A characterization for positive semi-definite matrix products

TL;DR

This paper investigates whether certain symbolic matrix products always have non-negative eigenvalues, providing a decidability result and a graph-theoretic characterization of such products.

Contribution

It introduces a decision procedure for symbolic matrix products to determine if they always have non-negative eigenvalues, linking linear algebra with graph theory.

Findings

The problem of checking non-negativity of eigenvalues in symbolic products is decidable.

A simple characterization of matrix products with only non-negative eigenvalues is provided.

The characterization connects matrix analysis to the positive graph conjecture in graph theory.

Abstract

A well-known fact in linear algebra is that $A^T A$ is always positive semi-definite for any real matrix $A$. We consider a generalization of this fact via the following decision problem.
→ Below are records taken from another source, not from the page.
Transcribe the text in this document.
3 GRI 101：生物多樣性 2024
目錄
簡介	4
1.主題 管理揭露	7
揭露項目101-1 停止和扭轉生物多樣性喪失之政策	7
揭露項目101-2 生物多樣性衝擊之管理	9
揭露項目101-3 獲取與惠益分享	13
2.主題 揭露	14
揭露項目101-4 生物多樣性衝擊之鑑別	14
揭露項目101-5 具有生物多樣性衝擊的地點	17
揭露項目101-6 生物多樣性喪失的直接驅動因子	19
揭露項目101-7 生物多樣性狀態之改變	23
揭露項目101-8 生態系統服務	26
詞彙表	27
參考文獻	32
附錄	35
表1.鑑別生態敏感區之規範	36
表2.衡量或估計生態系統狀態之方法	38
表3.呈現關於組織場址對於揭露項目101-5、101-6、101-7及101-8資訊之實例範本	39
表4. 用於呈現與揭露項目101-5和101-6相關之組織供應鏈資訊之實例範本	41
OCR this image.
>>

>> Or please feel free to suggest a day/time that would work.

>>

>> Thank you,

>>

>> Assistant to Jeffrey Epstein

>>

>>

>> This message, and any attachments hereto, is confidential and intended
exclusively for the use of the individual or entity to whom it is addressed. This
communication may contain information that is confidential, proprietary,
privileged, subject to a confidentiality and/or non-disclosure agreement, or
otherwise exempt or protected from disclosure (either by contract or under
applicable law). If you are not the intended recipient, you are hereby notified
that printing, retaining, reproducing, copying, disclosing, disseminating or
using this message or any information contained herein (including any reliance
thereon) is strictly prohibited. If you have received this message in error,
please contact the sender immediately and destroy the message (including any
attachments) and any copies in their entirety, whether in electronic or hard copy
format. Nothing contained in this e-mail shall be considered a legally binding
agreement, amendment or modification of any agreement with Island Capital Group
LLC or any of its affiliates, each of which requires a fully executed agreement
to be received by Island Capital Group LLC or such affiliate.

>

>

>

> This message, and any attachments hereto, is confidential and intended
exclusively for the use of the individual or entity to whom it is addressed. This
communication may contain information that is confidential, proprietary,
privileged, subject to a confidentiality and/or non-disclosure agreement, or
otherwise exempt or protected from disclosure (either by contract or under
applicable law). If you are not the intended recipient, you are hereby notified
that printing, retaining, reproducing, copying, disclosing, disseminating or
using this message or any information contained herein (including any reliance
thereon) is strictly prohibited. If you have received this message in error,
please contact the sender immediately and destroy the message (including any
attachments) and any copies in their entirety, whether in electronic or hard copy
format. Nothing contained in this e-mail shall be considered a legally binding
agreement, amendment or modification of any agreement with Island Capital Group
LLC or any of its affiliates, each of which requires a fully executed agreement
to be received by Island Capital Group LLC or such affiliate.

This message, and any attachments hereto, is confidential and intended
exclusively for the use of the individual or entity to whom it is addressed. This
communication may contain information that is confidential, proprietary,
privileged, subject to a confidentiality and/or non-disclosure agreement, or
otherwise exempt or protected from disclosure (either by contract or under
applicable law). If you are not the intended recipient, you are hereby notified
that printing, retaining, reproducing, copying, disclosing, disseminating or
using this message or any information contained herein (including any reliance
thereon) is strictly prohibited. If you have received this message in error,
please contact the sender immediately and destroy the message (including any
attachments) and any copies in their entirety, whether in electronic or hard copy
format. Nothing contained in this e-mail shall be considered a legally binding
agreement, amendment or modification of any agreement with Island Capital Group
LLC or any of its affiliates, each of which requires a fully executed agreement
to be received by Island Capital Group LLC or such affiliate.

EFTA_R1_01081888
Given a symbolic product of length $k$, consisting of $\ell$ variables and their transposes, such as $ABB^TCA^T$, does there exist an $n\in\mathbb N$ and an assignment of matrices from $\mathbb R^{n\times n}$ such that the resulting matrix product has a negative eigenvalue? We show that this problem is decidable and provide a simple characterization of those symbolic products that have only non-negative real eigenvalues for any assignment of matrices. This characterization can also be understood as a matrix analogue of the positive graph conjecture by Camarena, Cs\'oka, Hubai, Lippner, and Lov\'asz, and the proof relies on this surprising connection to graph theory.